Go to PaddleClas root directory

```shell
cd PaddleClas
```

Related code for `slim` training has been integrated under `ppcls/engine/`, and the offline quantization code can be found in `deploy/slim/quant_post_static.py`.

### 2.1 Model Quantization

Quantization training includes offline and online training. Online quantitative training, the more effective one, requires loading a pre-trained model, which can be quantized after defining the strategy.

#### 2.1.1 Online Quantization Training

Try the following command：

- CPU/Single GPU

Take CPU for example, if you use GPU, change the `cpu` to `gpu`.

```
python3.7 tools/train.py -c ppcls/configs/slim/ResNet50_vd_quantization.yaml -o Global.device=cpu
```

The parsing of the `yaml` file is described in [reference document](https://github.com/PaddlePaddle/PaddleClas/blob/develop/docs/zh_CN/models_training/config_description.md). For accuracy, the `pretrained model` has already been adopted by the `yaml` file.

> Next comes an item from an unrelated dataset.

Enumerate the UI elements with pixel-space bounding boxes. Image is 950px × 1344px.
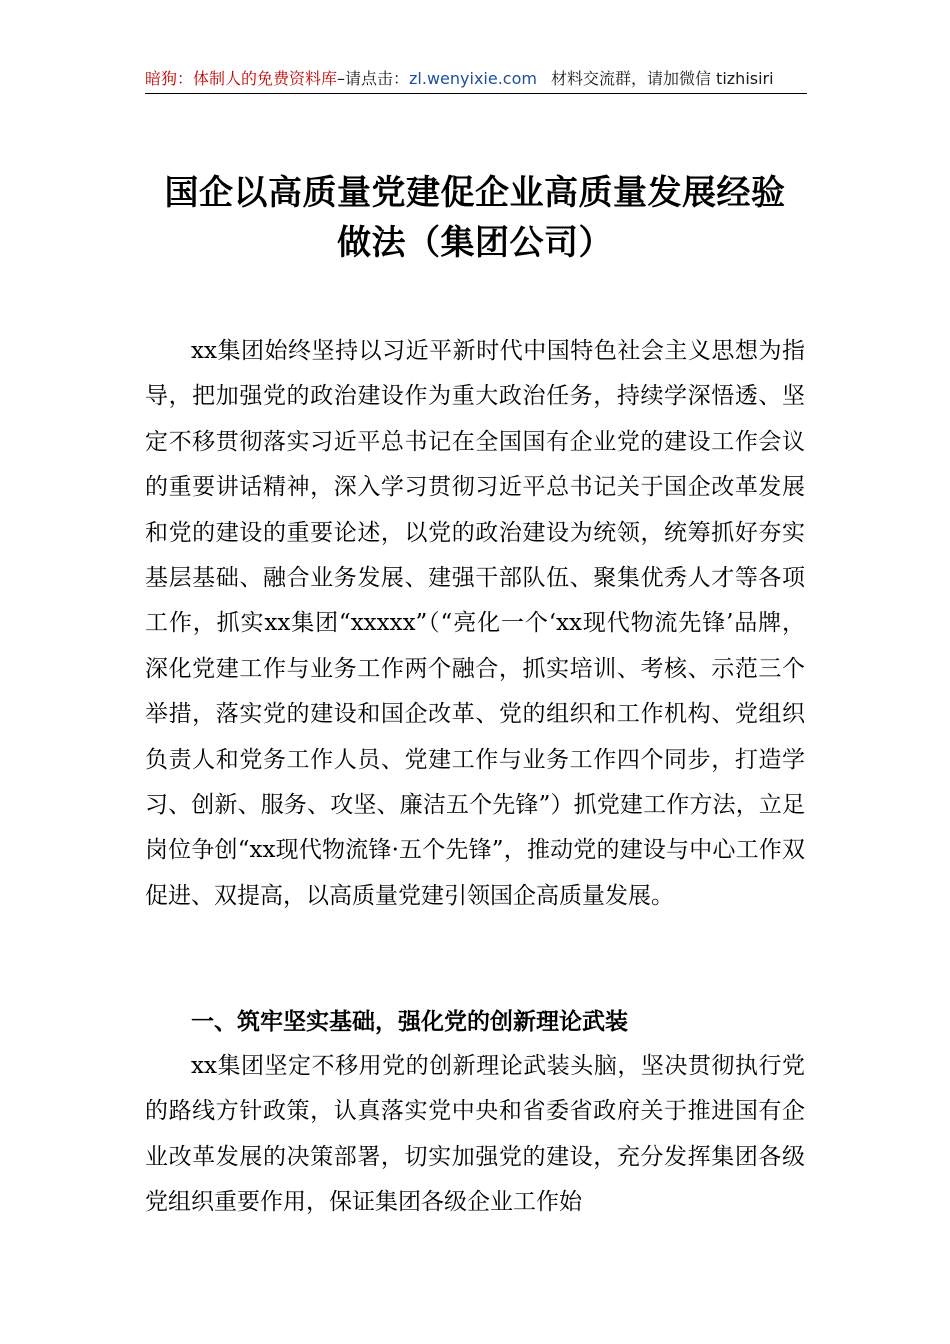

- Launch in single-machine multi-card/ multi-machine multi-card mode

```
export CUDA_VISIBLE_DEVICES=0,1,2,3
python3.7 -m paddle.distributed.launch \
    --gpus="0,1,2,3" \
      tools/train.py \
      -c ppcls/configs/slim/ResNet50_vd_quantization.yaml
```

#### 2.1.2 Offline Quantization

**Note**: Currently, the `inference model` exported from the trained model is a must for offline quantization. See the [tutorial](https://github.com/PaddlePaddle/PaddleClas/blob/develop/docs/zh_CN/inference_deployment/export_model .md) for general export of the  `inference model`.

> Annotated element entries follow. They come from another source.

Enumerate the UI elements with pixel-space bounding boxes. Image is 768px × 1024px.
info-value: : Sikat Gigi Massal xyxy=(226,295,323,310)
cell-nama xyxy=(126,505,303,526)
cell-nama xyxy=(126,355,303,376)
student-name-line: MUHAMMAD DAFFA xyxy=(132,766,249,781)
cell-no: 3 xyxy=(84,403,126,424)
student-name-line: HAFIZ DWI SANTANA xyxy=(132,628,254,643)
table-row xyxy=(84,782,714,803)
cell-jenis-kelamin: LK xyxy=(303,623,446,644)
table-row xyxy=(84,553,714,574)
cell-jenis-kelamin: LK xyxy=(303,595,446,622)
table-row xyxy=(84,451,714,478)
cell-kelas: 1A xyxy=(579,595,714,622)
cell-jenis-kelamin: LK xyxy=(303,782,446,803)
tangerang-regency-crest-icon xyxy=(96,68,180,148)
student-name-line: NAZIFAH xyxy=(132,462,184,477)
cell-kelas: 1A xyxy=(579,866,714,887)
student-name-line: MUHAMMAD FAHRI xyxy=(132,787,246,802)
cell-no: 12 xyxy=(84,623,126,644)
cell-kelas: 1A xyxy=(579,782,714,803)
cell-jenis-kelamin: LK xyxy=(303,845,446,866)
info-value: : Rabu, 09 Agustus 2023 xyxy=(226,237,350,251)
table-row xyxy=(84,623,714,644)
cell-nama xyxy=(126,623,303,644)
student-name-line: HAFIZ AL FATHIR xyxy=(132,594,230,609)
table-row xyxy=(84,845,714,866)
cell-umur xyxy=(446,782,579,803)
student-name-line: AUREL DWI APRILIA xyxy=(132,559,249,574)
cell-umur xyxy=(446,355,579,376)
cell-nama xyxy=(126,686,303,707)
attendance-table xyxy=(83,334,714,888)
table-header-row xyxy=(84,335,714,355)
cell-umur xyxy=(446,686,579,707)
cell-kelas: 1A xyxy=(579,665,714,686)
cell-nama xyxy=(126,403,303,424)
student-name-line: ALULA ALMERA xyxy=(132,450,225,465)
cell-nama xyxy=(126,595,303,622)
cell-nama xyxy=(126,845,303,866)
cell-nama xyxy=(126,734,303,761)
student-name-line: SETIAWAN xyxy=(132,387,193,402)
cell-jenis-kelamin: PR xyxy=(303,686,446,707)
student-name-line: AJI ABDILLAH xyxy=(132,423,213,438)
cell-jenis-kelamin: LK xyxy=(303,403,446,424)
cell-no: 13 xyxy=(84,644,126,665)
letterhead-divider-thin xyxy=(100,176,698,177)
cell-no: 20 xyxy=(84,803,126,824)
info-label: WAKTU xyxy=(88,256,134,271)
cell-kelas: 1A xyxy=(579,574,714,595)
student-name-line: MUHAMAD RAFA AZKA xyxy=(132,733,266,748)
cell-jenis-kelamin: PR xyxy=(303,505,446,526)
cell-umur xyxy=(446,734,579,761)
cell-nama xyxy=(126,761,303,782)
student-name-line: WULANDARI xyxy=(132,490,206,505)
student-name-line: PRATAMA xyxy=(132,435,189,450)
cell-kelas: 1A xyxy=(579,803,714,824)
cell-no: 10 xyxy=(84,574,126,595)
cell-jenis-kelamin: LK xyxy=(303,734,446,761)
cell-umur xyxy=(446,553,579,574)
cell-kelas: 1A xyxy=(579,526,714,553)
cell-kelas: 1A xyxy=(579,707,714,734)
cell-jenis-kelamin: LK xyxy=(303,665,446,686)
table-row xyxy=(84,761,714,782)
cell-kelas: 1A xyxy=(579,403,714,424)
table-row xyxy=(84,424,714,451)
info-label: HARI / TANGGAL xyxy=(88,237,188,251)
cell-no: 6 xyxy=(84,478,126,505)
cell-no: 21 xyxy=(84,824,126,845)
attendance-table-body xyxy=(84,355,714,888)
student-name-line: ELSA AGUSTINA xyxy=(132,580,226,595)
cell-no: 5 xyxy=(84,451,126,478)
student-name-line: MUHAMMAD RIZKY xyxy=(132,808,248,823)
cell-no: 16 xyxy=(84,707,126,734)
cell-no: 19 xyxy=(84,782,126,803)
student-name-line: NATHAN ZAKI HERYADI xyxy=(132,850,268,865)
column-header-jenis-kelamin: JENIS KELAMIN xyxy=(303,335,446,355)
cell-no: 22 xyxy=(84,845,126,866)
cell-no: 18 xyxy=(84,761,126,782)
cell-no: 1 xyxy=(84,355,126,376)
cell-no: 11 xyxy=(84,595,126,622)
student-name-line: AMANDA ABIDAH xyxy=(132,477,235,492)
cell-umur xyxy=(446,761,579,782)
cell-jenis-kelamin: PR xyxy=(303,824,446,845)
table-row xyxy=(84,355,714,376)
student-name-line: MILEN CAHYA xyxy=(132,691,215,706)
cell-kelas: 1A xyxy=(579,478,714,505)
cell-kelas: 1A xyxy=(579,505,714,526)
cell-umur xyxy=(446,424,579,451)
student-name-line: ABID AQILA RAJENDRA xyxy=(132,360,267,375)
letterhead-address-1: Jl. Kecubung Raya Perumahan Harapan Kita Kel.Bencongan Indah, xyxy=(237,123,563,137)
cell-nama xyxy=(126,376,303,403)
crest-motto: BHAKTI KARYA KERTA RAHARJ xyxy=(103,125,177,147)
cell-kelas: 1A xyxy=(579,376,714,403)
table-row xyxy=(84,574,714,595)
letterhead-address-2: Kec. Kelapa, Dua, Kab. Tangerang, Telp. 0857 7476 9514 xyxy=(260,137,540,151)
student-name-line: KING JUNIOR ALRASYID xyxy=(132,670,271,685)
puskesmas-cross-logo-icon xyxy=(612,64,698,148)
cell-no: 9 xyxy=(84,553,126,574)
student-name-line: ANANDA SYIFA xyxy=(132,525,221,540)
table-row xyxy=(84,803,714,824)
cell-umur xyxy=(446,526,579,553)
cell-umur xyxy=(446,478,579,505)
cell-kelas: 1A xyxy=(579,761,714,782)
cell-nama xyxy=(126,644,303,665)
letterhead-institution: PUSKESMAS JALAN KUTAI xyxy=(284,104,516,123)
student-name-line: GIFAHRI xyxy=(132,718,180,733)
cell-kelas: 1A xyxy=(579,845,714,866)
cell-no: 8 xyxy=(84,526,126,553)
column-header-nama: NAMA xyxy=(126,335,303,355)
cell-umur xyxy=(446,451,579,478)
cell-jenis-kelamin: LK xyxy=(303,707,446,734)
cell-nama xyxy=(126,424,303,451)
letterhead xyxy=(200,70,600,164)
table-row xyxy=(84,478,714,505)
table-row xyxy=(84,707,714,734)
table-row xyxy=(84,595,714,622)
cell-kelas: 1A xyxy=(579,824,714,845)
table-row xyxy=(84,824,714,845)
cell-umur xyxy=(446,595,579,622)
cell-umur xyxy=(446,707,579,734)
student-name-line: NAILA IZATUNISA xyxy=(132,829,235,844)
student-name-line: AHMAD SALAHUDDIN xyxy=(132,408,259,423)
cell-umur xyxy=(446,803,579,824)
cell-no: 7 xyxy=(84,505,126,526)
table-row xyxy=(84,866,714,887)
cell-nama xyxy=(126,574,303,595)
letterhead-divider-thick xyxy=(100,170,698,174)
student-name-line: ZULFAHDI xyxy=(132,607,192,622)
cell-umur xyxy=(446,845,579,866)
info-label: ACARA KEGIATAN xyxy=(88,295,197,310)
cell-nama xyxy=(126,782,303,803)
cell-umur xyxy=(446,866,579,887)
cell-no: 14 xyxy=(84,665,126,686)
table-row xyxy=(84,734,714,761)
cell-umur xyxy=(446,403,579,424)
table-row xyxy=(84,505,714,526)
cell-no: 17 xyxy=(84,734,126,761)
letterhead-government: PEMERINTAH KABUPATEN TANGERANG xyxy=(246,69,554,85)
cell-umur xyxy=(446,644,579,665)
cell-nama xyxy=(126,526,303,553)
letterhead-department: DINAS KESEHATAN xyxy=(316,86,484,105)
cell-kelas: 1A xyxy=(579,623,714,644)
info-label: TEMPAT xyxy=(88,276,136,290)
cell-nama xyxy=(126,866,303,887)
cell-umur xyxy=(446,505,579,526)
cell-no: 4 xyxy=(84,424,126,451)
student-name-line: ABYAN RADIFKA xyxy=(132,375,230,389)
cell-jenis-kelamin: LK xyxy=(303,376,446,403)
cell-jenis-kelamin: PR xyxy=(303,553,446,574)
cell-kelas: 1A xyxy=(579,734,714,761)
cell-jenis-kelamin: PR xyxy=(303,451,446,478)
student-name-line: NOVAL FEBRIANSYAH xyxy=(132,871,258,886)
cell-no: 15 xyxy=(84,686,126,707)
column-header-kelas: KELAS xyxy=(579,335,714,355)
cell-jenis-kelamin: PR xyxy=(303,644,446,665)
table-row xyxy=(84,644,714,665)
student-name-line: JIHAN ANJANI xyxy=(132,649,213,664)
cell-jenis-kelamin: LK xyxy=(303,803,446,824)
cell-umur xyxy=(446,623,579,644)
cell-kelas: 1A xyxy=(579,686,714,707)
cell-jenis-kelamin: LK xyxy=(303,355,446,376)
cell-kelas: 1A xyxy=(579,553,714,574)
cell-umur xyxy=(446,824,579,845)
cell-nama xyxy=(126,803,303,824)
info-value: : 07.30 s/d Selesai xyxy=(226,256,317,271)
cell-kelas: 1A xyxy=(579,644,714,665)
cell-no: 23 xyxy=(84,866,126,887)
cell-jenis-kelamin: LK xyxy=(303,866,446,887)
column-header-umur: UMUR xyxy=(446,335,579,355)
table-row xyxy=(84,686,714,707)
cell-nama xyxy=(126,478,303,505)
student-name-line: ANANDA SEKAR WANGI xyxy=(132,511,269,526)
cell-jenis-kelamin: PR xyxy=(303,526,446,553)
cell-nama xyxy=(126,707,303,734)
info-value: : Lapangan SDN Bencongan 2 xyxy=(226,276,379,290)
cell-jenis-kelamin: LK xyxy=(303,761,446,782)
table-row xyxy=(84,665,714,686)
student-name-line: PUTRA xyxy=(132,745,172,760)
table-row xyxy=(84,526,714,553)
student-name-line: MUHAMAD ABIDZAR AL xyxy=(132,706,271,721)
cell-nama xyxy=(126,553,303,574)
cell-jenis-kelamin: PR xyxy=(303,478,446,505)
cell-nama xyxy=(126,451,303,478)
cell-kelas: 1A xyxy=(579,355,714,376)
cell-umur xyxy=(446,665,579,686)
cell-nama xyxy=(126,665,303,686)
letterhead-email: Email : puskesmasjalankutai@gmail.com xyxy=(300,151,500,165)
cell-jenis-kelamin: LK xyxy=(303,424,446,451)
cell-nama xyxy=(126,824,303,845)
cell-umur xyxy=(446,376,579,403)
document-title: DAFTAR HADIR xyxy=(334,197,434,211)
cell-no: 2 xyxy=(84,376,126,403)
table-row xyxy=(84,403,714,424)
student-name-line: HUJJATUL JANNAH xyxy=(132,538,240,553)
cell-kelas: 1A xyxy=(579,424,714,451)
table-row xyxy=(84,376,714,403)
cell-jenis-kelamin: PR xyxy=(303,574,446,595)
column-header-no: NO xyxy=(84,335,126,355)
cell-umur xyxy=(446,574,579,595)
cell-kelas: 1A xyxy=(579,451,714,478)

Normally, offline quantization may lose more accuracy.

After generating the `inference model`, the offline quantization is run as follows:

```shell
python3.7 deploy/slim/quant_post_static.py -c ppcls/configs/ImageNet/ResNet/ResNet50_vd.yaml -o Global.save_inference_dir=./deploy/models/class_ResNet50_vd_ImageNet_infer
```

The `inference model` is stored in`Global.save_inference_dir`.

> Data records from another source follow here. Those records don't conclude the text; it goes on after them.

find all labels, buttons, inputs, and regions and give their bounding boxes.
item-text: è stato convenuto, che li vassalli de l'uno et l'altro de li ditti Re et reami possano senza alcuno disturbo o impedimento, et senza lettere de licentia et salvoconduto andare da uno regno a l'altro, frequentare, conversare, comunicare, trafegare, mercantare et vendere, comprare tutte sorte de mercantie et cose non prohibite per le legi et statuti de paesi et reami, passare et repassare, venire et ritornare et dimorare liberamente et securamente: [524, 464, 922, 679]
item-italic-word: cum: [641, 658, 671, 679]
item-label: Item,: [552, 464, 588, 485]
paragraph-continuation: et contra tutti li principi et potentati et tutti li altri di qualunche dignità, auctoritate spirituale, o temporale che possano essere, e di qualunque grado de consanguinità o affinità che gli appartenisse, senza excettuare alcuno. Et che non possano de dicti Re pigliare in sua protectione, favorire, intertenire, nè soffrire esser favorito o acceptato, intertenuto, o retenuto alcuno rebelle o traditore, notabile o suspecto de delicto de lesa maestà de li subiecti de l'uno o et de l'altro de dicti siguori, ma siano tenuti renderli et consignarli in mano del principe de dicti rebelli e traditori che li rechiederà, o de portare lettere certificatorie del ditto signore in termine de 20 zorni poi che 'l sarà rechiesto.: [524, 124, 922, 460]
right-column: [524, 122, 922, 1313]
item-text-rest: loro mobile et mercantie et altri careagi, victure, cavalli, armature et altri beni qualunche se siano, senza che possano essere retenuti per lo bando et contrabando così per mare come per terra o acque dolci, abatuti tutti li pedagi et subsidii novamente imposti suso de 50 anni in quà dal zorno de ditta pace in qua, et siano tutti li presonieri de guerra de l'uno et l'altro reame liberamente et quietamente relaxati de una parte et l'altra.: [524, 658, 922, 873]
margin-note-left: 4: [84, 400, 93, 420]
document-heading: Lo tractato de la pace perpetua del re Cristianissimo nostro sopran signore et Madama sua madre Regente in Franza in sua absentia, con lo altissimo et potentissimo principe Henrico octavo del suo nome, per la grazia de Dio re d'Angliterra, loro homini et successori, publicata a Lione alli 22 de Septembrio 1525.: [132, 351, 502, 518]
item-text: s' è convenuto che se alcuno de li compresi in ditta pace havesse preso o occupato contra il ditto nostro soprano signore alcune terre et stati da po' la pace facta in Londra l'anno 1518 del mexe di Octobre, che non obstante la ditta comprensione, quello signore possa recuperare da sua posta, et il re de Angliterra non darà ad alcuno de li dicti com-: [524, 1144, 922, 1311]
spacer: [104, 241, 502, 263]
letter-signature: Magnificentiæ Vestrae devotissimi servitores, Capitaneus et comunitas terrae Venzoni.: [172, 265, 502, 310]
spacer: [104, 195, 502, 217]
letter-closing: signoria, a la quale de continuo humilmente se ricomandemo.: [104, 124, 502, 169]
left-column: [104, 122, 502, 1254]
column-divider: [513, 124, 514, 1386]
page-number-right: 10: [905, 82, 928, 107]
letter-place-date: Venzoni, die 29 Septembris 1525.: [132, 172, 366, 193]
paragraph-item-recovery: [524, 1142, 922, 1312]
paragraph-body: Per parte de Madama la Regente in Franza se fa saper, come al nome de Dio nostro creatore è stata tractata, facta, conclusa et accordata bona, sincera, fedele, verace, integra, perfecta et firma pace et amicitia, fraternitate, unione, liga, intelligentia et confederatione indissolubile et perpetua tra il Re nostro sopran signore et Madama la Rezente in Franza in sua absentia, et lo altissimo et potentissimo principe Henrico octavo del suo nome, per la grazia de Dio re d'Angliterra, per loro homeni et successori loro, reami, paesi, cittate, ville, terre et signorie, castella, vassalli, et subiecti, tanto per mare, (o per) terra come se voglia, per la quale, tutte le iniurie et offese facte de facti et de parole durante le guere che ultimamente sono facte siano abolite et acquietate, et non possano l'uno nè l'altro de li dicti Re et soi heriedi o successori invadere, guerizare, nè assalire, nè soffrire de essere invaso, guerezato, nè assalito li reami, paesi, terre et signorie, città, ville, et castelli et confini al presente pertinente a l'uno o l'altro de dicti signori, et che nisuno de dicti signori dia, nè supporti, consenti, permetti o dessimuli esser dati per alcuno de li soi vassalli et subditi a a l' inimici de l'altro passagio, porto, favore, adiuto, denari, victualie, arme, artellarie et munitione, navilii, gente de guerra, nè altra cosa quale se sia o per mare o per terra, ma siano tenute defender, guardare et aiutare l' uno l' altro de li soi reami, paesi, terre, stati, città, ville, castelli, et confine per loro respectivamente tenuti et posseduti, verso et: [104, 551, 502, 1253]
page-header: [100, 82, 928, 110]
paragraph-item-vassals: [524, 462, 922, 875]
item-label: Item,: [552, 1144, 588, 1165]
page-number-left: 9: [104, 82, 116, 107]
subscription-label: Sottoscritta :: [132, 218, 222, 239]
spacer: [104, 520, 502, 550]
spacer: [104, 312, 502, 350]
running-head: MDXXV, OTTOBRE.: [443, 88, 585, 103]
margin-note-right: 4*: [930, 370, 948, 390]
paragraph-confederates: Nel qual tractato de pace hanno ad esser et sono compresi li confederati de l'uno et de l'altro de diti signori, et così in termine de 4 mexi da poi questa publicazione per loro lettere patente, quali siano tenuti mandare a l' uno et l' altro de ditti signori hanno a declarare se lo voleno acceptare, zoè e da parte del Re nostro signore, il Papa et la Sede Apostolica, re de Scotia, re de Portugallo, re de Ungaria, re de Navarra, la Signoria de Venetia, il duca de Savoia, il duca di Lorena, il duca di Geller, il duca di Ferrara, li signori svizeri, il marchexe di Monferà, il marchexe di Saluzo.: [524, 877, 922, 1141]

Successfully executed, the `quant_post_static_model` folder is created in the `Global.save_inference_dir`, where the generated offline quantization models are stored and can be deployed directly without re-exporting the models.

### 2.2 Model Pruning

Trying the following command：

- CPU/Single GPU

Take CPU for example, if you use GPU, change the `cpu` to `gpu`.

```shell
python3.7 tools/train.py -c ppcls/configs/slim/ResNet50_vd_prune.yaml -o Global.device=cpu
```

- Launch in single-machine single-card/ single-machine multi-card/ multi machine multi-card mode

```shell
export CUDA_VISIBLE_DEVICES=0,1,2,3
python3.7 -m paddle.distributed.launch \
    --gpus="0,1,2,3" \
      tools/train.py \
      -c ppcls/configs/slim/ResNet50_vd_prune.yaml
```

## 3. Export the Model

Having obtained the saved model after online quantization training and pruning, it can be exported as an inference model for inference deployment. Here we take model pruning as an example:

```
python3.7 tools/export.py \
    -c ppcls/configs/slim/ResNet50_vd_prune.yaml \
    -o Global.pretrained_model=./output/ResNet50_vd/best_model \
    -o Global.save_inference_dir=./inference
```

## 4. Deploy the Model

The exported model can be deployed directly using inference, please refer to [inference deployment](https://github.com/PaddlePaddle/PaddleClas/blob/develop/docs/zh_CN/inference_ deployment).

You can also use PaddleLite's opt tool to convert the inference model to a mobile model for its mobile deployment. Please refer to [Mobile Model Deployment](https://github.com/PaddlePaddle/PaddleClas/blob/develop/docs/zh_CN/inference_deployment/paddle_lite_deploy.md ) for more details.

## 5. Hyperparameter Training

- For quantization and pruning training, it is recommended to load the pre-trained model obtained from conventional training to accelerate the convergence of quantization training.
- For quantization training, it is recommended to modify the initial learning rate to `1/20~1/10` of the conventional training and the number of training epochs to `1/5~1/2`, while adding Warmup to the learning rate strategy. Please make no other modifications to the configuration information.
- For pruning training, the hyperparameter configuration is recommended to remain the same as the regular training.